From 1 April 2014, the cartel offence was redefined such that, for agreements entered into or operating after that date, it is no longer necessary for the prosecution to prove that the individuals acted "dishonestly". However, to compensate for that broadening of the offence, the Act introduced a number of additional exclusions, as well as three defences which an individual can rely upon.
In addition to an exclusion for any agreement made to comply with a legal requirement, an individual does not commit the offence if customers or the tendering authority are given 'relevant information' in advance of agreeing to purchase or the bid being made, or such information is published before the arrangements are implemented. It is also a defence for an individual to show that he or she did not intend the nature of the agreement to be kept secret from customers or from the new Competition and Markets Authority ("CMA"). There is also a defence where the individual has taken reasonable steps to seek legal advice.
It remains to be seen whether these changes will have the desired effect of making it easier for the CMA to prosecute cartels, but more criminal investigations and prosecutions are expected. There are understood to be four criminal cases ongoing in the UK as at 1 April, although only two of these are in the public domain, one in relation to the market for water tanks and the other in the construction sector.
The Act added new provisions to the Company Directors Disqualification Act 1986 to permit the disqualification of directors where the company of which they are a director has breached competition law, and their conduct as a director makes them unfit to be involved in the management of a company. The OFT may seek disqualification (for a period of up to 15 years) where serious infringements of EU or UK competition law are established, not just for participation in hardcore cartels.
An application for a disqualification order may be made where the director's conduct contributed to the breach; he had reasonable grounds to suspect that the conduct of the undertaking constituted the breach and he took no steps to prevent it; and where he did not know but ought to have known that the conduct of the undertaking constituted the breach.
The Act encourages whistleblowers and those who report anti-competitive conduct may receive protection from prosecution. The CMA offers financial rewards of up to £100,000 (in exceptional circumstances) for information about cartel activity.
The Act introduced new procedures to empower consumer bodies to make claims on behalf of individuals who have suffered loss as a result of anti-competitive behaviour.
In January 2008, the high street chain JJB was ordered to pay compensation to people who were over-charged when they purchased certain replica football shirts between 2000 and 2001, after the consumer group, Which? launched an action on behalf of consumers.

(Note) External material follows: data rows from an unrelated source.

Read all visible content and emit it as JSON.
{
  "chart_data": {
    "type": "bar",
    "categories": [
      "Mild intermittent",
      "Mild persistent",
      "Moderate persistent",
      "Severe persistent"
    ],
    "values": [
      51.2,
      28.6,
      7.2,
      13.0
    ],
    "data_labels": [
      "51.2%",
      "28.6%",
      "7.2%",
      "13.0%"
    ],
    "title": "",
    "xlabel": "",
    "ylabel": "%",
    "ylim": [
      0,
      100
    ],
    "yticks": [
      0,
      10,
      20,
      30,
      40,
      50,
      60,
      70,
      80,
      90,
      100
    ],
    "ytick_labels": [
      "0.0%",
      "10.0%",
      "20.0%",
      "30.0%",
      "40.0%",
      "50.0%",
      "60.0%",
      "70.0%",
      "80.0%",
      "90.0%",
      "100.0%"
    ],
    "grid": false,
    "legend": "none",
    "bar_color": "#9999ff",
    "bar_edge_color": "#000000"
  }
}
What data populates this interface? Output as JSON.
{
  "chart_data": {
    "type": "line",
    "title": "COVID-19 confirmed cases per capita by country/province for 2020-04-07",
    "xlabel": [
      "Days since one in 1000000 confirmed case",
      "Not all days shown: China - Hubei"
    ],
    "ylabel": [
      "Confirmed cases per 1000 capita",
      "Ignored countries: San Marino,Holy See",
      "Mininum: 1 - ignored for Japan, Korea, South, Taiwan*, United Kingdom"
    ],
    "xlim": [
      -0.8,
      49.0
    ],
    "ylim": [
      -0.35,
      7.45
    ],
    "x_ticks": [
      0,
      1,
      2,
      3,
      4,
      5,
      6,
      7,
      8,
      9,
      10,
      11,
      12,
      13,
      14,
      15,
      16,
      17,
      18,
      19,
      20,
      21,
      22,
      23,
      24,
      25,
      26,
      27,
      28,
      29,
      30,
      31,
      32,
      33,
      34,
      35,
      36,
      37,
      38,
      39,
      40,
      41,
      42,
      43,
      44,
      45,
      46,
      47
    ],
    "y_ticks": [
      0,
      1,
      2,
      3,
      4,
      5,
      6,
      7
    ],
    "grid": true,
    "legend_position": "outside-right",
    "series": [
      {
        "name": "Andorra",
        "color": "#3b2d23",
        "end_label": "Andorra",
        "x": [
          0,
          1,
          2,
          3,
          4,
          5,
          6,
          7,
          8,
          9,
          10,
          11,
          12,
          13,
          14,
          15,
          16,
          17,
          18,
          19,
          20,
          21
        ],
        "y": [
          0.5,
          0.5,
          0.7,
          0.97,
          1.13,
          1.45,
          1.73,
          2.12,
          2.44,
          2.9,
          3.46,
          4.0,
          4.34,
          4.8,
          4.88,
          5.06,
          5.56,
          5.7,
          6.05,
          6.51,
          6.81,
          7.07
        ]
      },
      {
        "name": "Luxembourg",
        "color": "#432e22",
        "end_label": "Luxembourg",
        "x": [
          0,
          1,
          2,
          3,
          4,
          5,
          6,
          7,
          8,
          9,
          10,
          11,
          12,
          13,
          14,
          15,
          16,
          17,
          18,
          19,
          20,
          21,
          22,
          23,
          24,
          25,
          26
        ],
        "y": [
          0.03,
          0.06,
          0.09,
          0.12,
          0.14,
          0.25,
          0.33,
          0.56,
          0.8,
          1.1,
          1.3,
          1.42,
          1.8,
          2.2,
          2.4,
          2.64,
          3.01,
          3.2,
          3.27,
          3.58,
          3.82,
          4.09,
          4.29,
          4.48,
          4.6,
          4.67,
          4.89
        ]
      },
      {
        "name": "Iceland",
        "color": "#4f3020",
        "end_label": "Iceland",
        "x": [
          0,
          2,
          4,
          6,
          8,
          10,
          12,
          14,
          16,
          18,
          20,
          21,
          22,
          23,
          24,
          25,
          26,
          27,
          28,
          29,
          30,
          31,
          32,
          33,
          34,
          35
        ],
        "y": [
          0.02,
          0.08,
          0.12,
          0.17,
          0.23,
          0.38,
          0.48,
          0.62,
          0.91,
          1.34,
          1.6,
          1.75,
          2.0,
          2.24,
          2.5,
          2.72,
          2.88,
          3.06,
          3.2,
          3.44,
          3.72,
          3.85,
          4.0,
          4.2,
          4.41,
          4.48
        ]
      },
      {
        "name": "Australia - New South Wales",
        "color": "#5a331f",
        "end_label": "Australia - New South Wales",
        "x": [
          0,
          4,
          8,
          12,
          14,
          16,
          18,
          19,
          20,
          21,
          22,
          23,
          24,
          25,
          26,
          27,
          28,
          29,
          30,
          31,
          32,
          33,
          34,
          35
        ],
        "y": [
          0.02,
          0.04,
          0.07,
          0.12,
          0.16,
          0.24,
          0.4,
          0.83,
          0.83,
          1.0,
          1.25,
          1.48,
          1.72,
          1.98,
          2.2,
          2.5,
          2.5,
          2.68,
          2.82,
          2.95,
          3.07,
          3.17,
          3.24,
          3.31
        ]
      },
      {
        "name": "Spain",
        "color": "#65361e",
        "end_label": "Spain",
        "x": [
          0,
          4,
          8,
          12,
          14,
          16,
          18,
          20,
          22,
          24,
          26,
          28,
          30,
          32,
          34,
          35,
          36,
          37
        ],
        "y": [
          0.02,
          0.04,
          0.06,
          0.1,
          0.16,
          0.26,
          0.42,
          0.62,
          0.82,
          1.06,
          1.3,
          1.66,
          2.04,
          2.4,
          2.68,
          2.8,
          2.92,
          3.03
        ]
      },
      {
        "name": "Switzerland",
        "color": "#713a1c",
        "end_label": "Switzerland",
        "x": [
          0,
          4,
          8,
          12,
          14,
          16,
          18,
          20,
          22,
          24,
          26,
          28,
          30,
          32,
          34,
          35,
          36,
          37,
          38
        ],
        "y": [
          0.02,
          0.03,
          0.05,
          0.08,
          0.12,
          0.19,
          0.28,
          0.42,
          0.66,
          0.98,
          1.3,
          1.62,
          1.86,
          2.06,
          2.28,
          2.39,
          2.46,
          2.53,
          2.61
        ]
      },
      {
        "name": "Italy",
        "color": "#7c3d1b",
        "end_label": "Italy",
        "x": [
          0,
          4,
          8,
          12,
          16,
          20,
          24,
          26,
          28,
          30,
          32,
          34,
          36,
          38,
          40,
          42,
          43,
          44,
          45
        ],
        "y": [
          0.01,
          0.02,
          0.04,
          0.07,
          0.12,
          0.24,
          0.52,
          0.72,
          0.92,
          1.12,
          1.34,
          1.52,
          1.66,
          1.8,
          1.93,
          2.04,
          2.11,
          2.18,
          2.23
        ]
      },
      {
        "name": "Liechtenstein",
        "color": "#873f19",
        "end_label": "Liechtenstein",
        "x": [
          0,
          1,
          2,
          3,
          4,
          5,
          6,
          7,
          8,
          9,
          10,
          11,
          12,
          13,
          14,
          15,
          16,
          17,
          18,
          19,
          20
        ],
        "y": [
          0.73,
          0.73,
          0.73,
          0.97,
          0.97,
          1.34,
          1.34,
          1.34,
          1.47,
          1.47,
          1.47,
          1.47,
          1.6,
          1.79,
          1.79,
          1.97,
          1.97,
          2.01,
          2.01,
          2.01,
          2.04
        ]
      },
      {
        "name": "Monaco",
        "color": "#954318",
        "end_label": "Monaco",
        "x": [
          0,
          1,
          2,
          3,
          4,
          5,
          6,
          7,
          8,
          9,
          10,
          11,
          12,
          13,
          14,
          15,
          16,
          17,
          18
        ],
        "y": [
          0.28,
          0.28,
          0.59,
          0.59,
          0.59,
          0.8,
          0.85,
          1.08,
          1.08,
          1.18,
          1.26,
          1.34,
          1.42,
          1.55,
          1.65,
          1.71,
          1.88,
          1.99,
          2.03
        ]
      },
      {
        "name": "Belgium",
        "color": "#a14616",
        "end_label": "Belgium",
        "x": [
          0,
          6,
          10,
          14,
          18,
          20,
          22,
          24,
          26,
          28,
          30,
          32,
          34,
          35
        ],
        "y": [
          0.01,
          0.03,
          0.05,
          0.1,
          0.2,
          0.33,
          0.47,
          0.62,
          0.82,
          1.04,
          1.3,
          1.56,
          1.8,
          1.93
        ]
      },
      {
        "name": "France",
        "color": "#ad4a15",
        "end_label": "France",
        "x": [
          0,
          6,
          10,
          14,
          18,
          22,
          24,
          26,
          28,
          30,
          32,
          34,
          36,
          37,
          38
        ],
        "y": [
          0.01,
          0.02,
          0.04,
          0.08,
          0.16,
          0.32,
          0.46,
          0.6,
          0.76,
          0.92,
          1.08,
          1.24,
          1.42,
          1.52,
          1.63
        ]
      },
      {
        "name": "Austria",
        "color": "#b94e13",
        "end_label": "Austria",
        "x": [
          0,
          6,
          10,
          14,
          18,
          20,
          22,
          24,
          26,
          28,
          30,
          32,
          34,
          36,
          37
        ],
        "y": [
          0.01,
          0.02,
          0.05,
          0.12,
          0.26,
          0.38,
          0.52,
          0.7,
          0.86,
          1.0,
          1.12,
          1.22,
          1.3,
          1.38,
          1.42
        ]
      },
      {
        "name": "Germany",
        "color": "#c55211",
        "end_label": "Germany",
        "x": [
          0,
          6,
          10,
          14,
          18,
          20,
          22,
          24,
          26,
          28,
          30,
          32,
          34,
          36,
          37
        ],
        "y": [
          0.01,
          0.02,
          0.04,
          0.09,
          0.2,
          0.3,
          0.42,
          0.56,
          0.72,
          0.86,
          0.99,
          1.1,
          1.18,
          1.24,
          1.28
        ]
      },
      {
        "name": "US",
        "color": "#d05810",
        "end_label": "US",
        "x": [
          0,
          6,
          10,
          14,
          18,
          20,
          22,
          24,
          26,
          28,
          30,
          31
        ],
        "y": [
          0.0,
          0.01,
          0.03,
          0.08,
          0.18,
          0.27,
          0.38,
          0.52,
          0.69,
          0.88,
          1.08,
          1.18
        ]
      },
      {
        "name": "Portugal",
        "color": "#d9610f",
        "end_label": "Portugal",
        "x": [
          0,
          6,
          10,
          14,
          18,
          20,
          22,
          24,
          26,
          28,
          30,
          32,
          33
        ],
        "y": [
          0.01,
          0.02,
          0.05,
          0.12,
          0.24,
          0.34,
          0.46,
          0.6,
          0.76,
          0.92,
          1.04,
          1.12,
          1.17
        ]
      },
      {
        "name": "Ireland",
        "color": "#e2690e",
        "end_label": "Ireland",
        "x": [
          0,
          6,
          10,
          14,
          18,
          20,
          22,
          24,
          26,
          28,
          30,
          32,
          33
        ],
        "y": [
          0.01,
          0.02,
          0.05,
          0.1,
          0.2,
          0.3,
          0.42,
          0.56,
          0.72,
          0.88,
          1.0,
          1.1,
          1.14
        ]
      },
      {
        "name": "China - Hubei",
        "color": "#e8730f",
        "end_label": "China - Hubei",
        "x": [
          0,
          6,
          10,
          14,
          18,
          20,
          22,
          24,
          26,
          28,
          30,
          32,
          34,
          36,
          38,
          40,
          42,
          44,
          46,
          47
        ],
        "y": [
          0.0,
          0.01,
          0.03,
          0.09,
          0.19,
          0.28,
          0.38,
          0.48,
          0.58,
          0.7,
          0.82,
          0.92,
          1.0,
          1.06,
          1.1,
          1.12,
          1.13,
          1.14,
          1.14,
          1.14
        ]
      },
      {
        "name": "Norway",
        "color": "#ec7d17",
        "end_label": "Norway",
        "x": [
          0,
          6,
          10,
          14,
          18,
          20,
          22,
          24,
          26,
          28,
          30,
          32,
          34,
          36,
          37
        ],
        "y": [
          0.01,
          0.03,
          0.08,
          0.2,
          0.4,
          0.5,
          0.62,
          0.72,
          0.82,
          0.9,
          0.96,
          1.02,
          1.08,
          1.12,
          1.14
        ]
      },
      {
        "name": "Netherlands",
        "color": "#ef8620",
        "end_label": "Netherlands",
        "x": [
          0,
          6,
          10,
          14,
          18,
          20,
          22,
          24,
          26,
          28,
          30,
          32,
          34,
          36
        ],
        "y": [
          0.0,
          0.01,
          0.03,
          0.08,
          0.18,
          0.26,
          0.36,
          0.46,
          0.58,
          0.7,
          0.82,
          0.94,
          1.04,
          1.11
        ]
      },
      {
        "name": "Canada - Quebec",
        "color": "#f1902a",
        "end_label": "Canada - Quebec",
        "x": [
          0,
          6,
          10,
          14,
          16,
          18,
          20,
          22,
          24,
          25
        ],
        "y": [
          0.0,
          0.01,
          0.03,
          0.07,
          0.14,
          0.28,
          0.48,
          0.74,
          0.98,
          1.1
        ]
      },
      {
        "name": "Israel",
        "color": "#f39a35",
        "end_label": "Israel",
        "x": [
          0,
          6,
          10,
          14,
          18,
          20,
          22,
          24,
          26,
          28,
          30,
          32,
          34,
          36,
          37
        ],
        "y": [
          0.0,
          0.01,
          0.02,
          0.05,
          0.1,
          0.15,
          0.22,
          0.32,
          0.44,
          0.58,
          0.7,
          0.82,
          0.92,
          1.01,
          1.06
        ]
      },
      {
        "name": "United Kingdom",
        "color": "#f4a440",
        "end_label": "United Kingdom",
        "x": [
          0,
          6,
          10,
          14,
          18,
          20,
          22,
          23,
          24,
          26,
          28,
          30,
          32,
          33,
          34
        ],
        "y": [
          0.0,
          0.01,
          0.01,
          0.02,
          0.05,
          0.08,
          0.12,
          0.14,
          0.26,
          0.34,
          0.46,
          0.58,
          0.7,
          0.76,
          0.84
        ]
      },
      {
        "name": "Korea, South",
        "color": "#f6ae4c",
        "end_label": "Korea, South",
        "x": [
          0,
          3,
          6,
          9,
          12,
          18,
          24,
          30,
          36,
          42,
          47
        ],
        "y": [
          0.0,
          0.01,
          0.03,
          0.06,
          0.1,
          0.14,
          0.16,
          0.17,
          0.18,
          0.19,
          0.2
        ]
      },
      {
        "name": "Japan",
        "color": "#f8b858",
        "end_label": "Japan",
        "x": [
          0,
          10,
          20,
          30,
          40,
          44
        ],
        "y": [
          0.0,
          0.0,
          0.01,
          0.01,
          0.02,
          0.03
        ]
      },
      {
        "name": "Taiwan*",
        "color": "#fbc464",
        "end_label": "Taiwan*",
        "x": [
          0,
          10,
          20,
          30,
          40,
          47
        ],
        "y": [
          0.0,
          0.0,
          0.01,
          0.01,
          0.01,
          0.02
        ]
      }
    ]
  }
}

JJB had already been fined over £8 million by the OFT, but has agreed to pay a further £20 to every customer who joined the damages action, and £5 or £10 to any consumer who can produce evidence of having bought a shirt at the time of the anti-competitive behaviour.
There are proposals for new legislation at both EU and UK level designed to make access to redress for competition law infringements easier for individuals. These reforms, if implemented as currently proposed, are expected to lead to an increase in private litigation, as well as an increase in the amounts defendants will be liable to pay in damages.